Nothing changes how it used to be

De Hallen Haarlem presents existing and new work by the American artist Slater Bradley (San Francisco, 1975). Besides several videos that refer to the popular culture of music and movies, the New York-based artist will also be showing a new series of modified photographs, paintings and videos. In his oeuvre, Bradley focuses on the tactics of seduction of popular culture, exploring how the accompanying visual language is used to appeal to our (unconscious) desires. De Hallen has shown work by the artist before, in 2007: the video ‘Dark Night of the Soul’, in the group exhibition ‘The Present Order is the Disorder of the Future’.

The exhibition takes Bradley’s key work ‘Doppelganger Trilogy’ (2001-2004) as a starting point – a monumental video trilogy about three fallen heroes of contemporary pop culture: Ian Curtis, Kurt Cobain and Michael Jackson. Bradley’s double Benjamin Brock, whom the artist has collaborated with intensively since 1999, plays these roles in the videos. The stand-in allows Bradley to both introduce an autobiographical element and at the same time keep his distance when dealing with the veneration of pop icons. For the videos of the ‘Doppelganger Trilogy’, which reconstruct a live performance by Curtis, Cobain and Jackson respectively, the artist has tried to emulate the specific form and aesthetic associated with each of these three performers: Ian Curtis in ‘Factory Archives’ in drab pre-MTV video footage, Cobain in a quasi-live recording on a fan website (‘Phantom Release’), and Michael Jackson in decomposing Super 8 footage (‘Recorded Yesterday’). ‘Doppelganger Trilogy’ is a characteristic example of Bradley’s artistic explorations, with the artist constantly alternating between the identifying gaze of the viewer and the constructed identity of the object of veneration.

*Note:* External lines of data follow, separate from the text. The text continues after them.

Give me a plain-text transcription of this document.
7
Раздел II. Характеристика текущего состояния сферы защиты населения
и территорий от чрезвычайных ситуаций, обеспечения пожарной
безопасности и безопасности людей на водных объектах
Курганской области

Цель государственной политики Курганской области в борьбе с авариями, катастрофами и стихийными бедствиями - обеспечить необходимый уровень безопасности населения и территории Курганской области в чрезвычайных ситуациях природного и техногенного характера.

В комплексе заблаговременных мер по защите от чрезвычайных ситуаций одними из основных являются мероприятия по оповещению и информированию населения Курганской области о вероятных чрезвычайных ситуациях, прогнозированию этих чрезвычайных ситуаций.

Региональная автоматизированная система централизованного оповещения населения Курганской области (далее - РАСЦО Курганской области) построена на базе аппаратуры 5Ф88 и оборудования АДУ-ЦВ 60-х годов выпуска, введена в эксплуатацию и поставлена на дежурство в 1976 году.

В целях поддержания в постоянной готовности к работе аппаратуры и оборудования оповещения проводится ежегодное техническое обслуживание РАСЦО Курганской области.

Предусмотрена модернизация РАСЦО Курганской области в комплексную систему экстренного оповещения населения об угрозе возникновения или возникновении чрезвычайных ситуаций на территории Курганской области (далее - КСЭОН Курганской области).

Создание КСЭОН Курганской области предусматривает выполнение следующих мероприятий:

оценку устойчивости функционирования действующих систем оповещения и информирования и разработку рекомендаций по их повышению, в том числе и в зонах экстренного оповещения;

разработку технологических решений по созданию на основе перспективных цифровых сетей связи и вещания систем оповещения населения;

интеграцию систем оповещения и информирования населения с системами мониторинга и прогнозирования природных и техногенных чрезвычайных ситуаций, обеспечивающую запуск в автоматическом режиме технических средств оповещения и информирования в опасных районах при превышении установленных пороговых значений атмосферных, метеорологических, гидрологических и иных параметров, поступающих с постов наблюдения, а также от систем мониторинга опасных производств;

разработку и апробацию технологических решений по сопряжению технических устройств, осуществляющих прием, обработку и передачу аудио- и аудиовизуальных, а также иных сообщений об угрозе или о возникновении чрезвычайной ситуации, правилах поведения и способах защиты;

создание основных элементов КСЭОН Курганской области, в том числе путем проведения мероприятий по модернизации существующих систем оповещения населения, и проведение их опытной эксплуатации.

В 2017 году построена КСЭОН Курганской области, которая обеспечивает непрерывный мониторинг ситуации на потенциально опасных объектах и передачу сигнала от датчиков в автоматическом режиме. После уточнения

Besides the ‘Doppelganger Trilogy’, the exhibition will be presenting a number of more recent video and photo works and paintings, which further delve into the concepts of desire, adoration and contemporary icons at a variety of levels. In the series ‘Perfect Empathy’, Bradley has painted over pictures of nude models with gold and silver paint, simultaneously evoking formal associations with religious icons and nonchalantly reinvigorating the classic concept of the ‘muse’. ‘Adoration’ is also the main theme of the video ‘My Conclusion/My Necessity’, in which a mother applies lipstick to her daughter’s mouth in preparation of a kiss on Oscar Wilde’s gravestone. Like his contemporary Guido van der Werve, whose work is shown simultaneously in the Vleeshal, Bradley focuses on the possibility of unforeseen poetry in everyday life. Indefinable desire forms an almost tangible source of inspiration for his artistic production.